Nażad Asaad. Od piłkarza do lekarza
W latach 2007-08 Nażad Asaad był piłkarzem ŁKS-u Łódź, ale postanowił skończyć profesjonalną karierę i zostać lekarzem. - Dziś wcale tego nie żałuję. Radość z pomagania ludziom na co dzień jest ogromna - podkreśla w rozmowie z WP SportoweFakty.
- W tej chwili jestem ratownikiem zarówno na oddziale medycyny wewnętrznej i chirurgicznej - mówi nam Nażad Asaad, który kilkanaście lat temu uznawany był za jeden z największych talentów piłkarskich Skandynawii i porównywano go do Cristiano Ronaldo.
Szweda jako nastolatka obserwował AC Milan, ale ostatecznie trafił do Udinese Calcio. Kariery we włoskiej Serie A jednak nie zrobił i wylądował w ŁKS-ie Łódź, w którym zagrał kilka meczów i nieoczekiwanie skończył profesjonalną przygodę z futbolem. Został w Polsce, skończył studia medyczne we Wrocławiu i obecnie jest na początku swojej nowej drogi życiowej.
Najtrudniejsza jest noc
Dochodzi godzina 6:00, pierwsze promienie słońca przebijają się przez chmury. Budzik oznajmia, że czas na sen już minął. Prysznic, poranna toaleta, śniadanie. W międzyczasie Nażad sprawdzi jeszcze telefon i zajrzy do dzieci. Na inne rzeczy nie ma już czasu, bo dzienny dyżur zaczyna się o 7:30. - Normalny dzień pracy kończy się wtedy po dziewięciu godzinach. Niemniej ostatnio rzadko można mnie spotkać na oddziale w tym czasie, bo dostaję wiele nocnych zmian. Jest mało lekarzy, a ja mogę już pracować samodzielnie - tłumaczy Asaad.
Noc jest dla najwytrwalszych. Praca zaczyna się o 15.30 i trwa aż 16 godzin. Często jest to wręcz nieprzerwana walka, ponieważ przywożeni są pacjenci po nagłych wypadkach. Czasami kończy się tylko na strachu, ale z reguły walka toczy się o życie. Zapalenie pęcherzyka żółciowego czy wyrostka robaczkowego, infekcje bakteryjne, krwawienia czy skomplikowane złamania wymagają bardzo szybkiego działania. Co prawda ratownik może zadzwonić po poradę, ale bywa i tak, że nie ma takiej możliwości.

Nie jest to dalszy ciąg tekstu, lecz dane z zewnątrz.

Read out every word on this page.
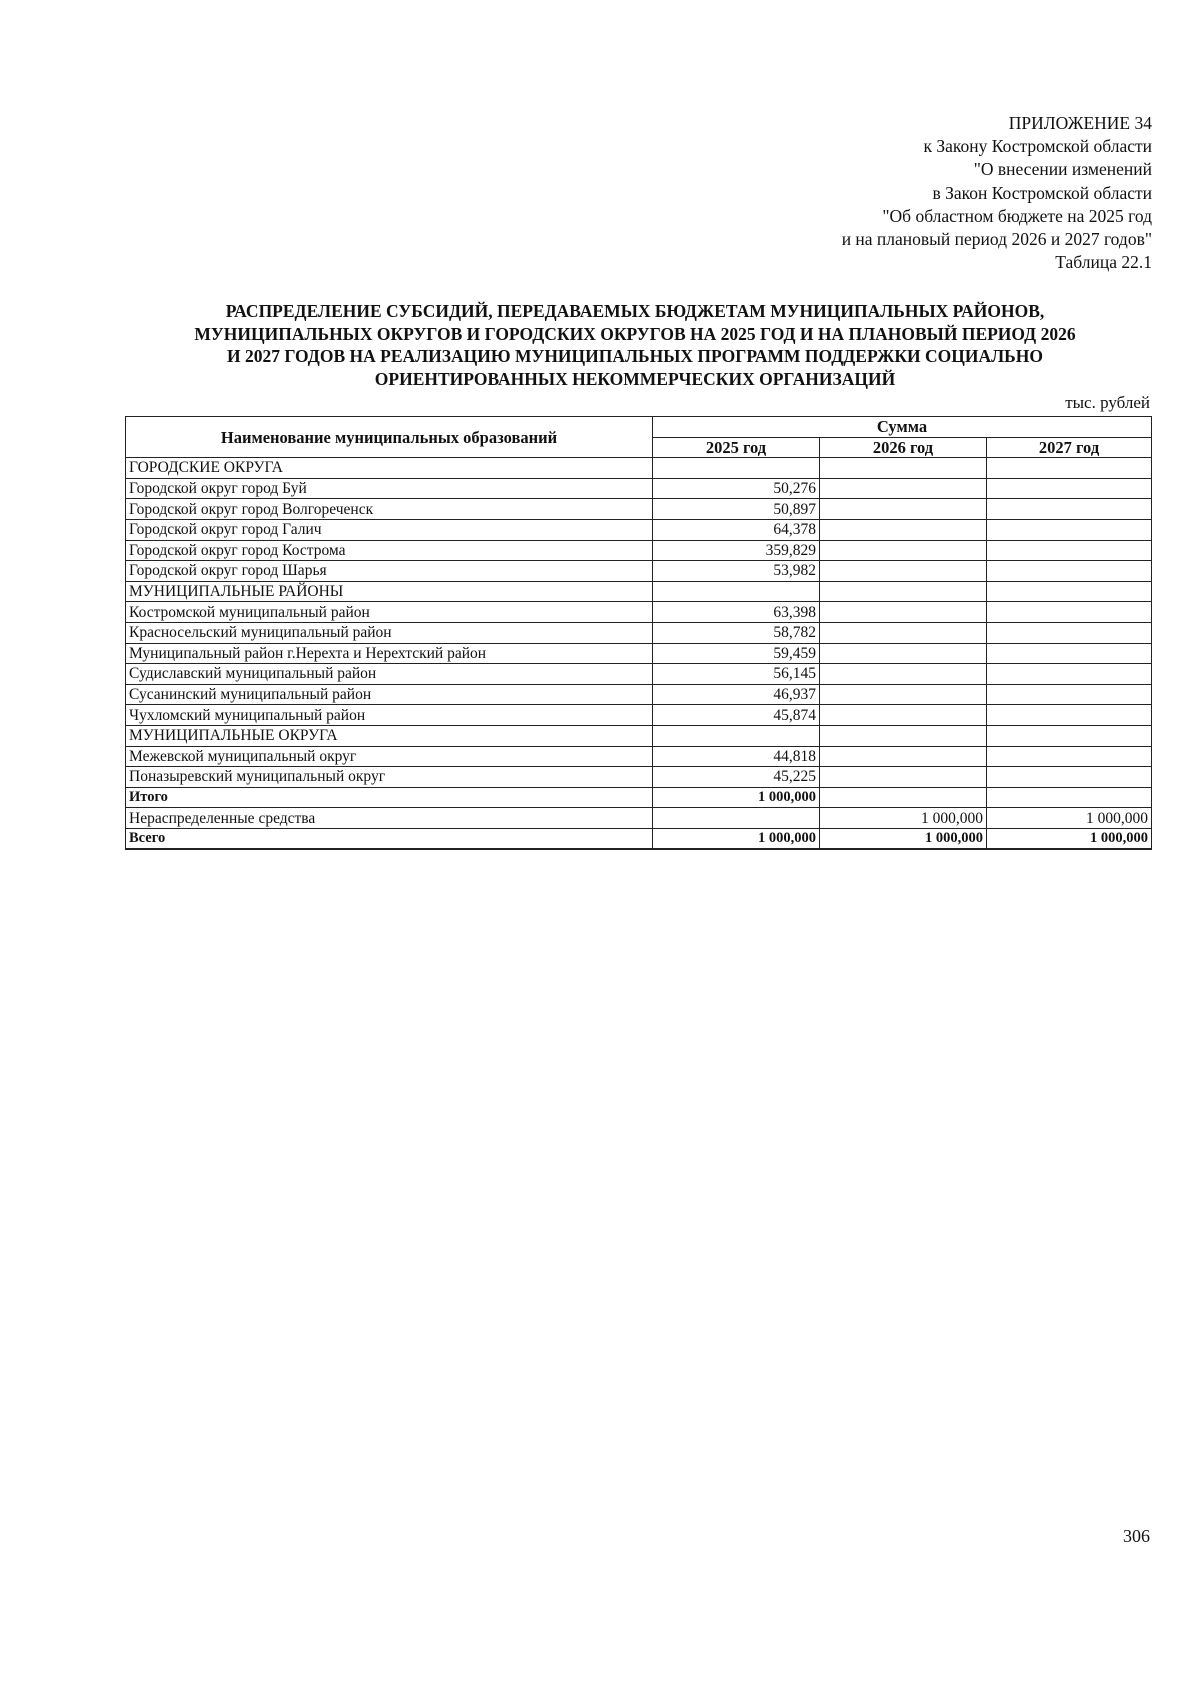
ПРИЛОЖЕНИЕ 34
к Закону Костромской области
"О внесении изменений
в Закон Костромской области
"Об областном бюджете на 2025 год
и на плановый период 2026 и 2027 годов"
Таблица 22.1
РАСПРЕДЕЛЕНИЕ СУБСИДИЙ, ПЕРЕДАВАЕМЫХ БЮДЖЕТАМ МУНИЦИПАЛЬНЫХ РАЙОНОВ,
МУНИЦИПАЛЬНЫХ ОКРУГОВ И ГОРОДСКИХ ОКРУГОВ НА 2025 ГОД И НА ПЛАНОВЫЙ ПЕРИОД 2026
И 2027 ГОДОВ НА РЕАЛИЗАЦИЮ МУНИЦИПАЛЬНЫХ ПРОГРАММ ПОДДЕРЖКИ СОЦИАЛЬНО
ОРИЕНТИРОВАННЫХ НЕКОММЕРЧЕСКИХ ОРГАНИЗАЦИЙ
тыс. рублей
Наименование муниципальных образований	Сумма		
	2025 год	2026 год	2027 год
ГОРОДСКИЕ ОКРУГА			
Городской округ город Буй	50,276		
Городской округ город Волгореченск	50,897		
Городской округ город Галич	64,378		
Городской округ город Кострома	359,829		
Городской округ город Шарья	53,982		
МУНИЦИПАЛЬНЫЕ РАЙОНЫ			
Костромской муниципальный район	63,398		
Красносельский муниципальный район	58,782		
Муниципальный район г.Нерехта и Нерехтский район	59,459		
Судиславский муниципальный район	56,145		
Сусанинский муниципальный район	46,937		
Чухломский муниципальный район	45,874		
МУНИЦИПАЛЬНЫЕ ОКРУГА			
Межевской муниципальный округ	44,818		
Поназыревский муниципальный округ	45,225		
Итого	1 000,000		
Нераспределенные средства		1 000,000	1 000,000
Всего	1 000,000	1 000,000	1 000,000
306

- Moje najtrudniejsze sytuacje to takie, kiedy jestem sam i dostajemy bardzo chorego pacjenta z pogotowia, a ja nie jestem pewien co robić. Wtedy próbuję zadzwonić do lekarza specjalisty, ale on nie odpowiada, ponieważ ma np. operację. Muszę wówczas sam wszystko kontrolować i skupić się w stu procentach na tym, co robię. To jest ogromny stres i nerwy. Chociaż oczywiście najgorsze jest samo zmęczenie. Kiedy wracam do domu, jestem tak bardzo wyczerpany fizycznie i psychicznie, że jestem w stanie jedynie pobawić się trochę z moimi dziećmi, a potem kładę się spać. Jeśli zostanie mi trochę energii, to idę jeszcze na trening z drużyną czwartej ligi z mojego miasta - mówi Asaad.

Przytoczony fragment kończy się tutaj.